SISTEMAS POLIMÉRIOCOS DE LIBERAÇÃO CONTROLADA ENCAPSULANDO VIOLACEÍNA: FUNCIONALIZAÇÃO COM DERIVADOS LIPOFÍLICOS DO ÁCIDO ASCÓRBICO E ATIVIDADES ANTITUMORAL


Dorival Martins Junior (Bolsista SAE/UNICAMP), Sérgio Teixeira e Prof. Dr. Nelson Eduardo Durán Caballero (Orientador), Instituto de Química - IQ, UNICAMP
Sabe-se que células tumorais absorvem e armazenam mais ácido ascórbico que células normais.

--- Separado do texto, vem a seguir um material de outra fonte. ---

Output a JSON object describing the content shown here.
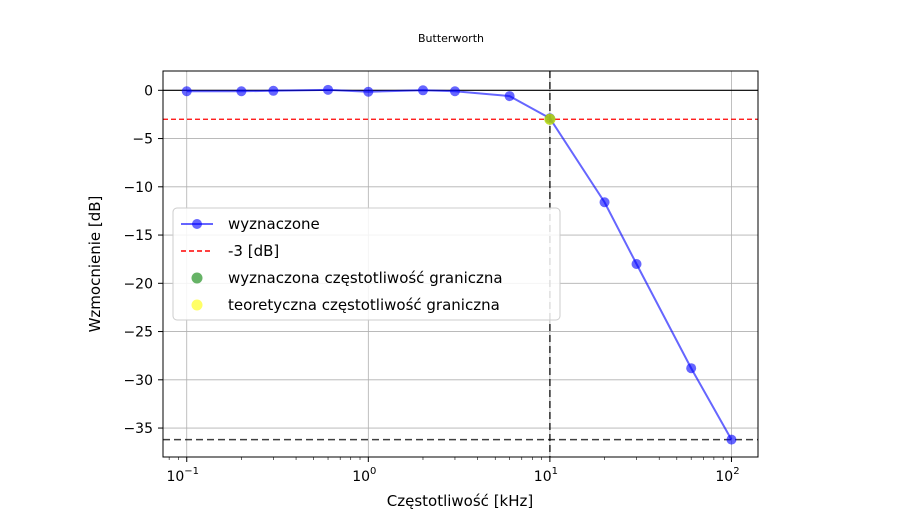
{
  "chart_data": {
    "type": "line",
    "title": "Butterworth",
    "xlabel": "Częstotliwość [kHz]",
    "ylabel": "Wzmocnienie [dB]",
    "xscale": "log",
    "xlim": [
      0.074,
      140
    ],
    "ylim": [
      -38,
      2
    ],
    "grid": true,
    "x_ticks": [
      {
        "value": 0.1,
        "base": "10",
        "exp": "−1"
      },
      {
        "value": 1,
        "base": "10",
        "exp": "0"
      },
      {
        "value": 10,
        "base": "10",
        "exp": "1"
      },
      {
        "value": 100,
        "base": "10",
        "exp": "2"
      }
    ],
    "y_ticks": [
      {
        "value": 0,
        "label": "0"
      },
      {
        "value": -5,
        "label": "−5"
      },
      {
        "value": -10,
        "label": "−10"
      },
      {
        "value": -15,
        "label": "−15"
      },
      {
        "value": -20,
        "label": "−20"
      },
      {
        "value": -25,
        "label": "−25"
      },
      {
        "value": -30,
        "label": "−30"
      },
      {
        "value": -35,
        "label": "−35"
      }
    ],
    "series": [
      {
        "name": "wyznaczone",
        "kind": "line-markers",
        "color": "#0000ff",
        "x": [
          0.1,
          0.2,
          0.3,
          0.6,
          1,
          2,
          3,
          6,
          10,
          20,
          30,
          60,
          100
        ],
        "y": [
          -0.1,
          -0.1,
          -0.05,
          0.05,
          -0.15,
          0.0,
          -0.1,
          -0.6,
          -2.9,
          -11.6,
          -18.0,
          -28.8,
          -36.2
        ]
      }
    ],
    "reference_lines": [
      {
        "name": "-3 [dB]",
        "orientation": "horizontal",
        "value": -3,
        "color": "#ff0000",
        "style": "dashed"
      },
      {
        "orientation": "horizontal",
        "value": 0,
        "color": "#000000",
        "style": "solid"
      },
      {
        "orientation": "vertical",
        "value": 10,
        "color": "#000000",
        "style": "dashed"
      },
      {
        "orientation": "horizontal",
        "value": -36.2,
        "color": "#000000",
        "style": "dashed"
      }
    ],
    "points": [
      {
        "name": "wyznaczona częstotliwość graniczna",
        "x": 10,
        "y": -3,
        "color": "#008000"
      },
      {
        "name": "teoretyczna częstotliwość graniczna",
        "x": 10,
        "y": -3,
        "color": "#ffff00"
      }
    ],
    "legend": {
      "position": "center-left",
      "entries": [
        {
          "label": "wyznaczone",
          "symbol": "line-marker",
          "color": "#0000ff"
        },
        {
          "label": "-3 [dB]",
          "symbol": "dashed-line",
          "color": "#ff0000"
        },
        {
          "label": "wyznaczona częstotliwość graniczna",
          "symbol": "marker",
          "color": "#008000"
        },
        {
          "label": "teoretyczna częstotliwość graniczna",
          "symbol": "marker",
          "color": "#ffff00"
        }
      ]
    }
  }
}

Vista essa diferença bioquímica, este trabalho visou obter sistemas poliméricos de liberação sustentada à base de poli-(lactídeo-co-caprolactona) encapsulando o composto antitumoral violaceína e funcionalizado com um derivado lipofílico do ácido ascórbico (ascorbil-éster). A intenção é direcionar esse sistema a atingir especificamente células tumorais. As partículas foram preparadas pelo método de emulsão seguida de evaporação do solvente com adição do ascorbil-éster à fase orgânica da preparação. Posteriormente, as partículas foram caracterizadas quanto à morfologia por microscopia eletrônica de varredura, total encapsulado de violaceína por espectroscopia de UV-vis a 575 nm, rendimento do polímero, presença de ascorbil-éster por cromatografia de camada delgada (TLC) e cinética de liberação in vitro. Foram obtidas micropartículas com morfologia esférica e lisa. O rendimento do polímero foi de 79% e a eficiência de encapsulamento foi de 80% (0,059 μg.mg-1 de partículas). A análise de TLC mostrou que o ascorbil-éster permaneceu na estrutura das micropartículas após a preparação. Apesar disso, não se conseguiu determinar se o ascorbil-éster permaneceu recobrindo a superfície externa das micropartículas ou se foi encapsulado no interior da matriz polimérica. Nos ensaios de cinética de liberação foi observada uma liberação abrupta de 20% da violaceína encapsulada nas micropartículas entre 0 e 18 horas de análise. Posteriormente, a violaceína foi liberada de maneira gradativa até 128 horas. Após 168 horas, 81% da violaceína encapsulada foi recuperada.

Funcionalização - Ascorbil-éster - Violaceína.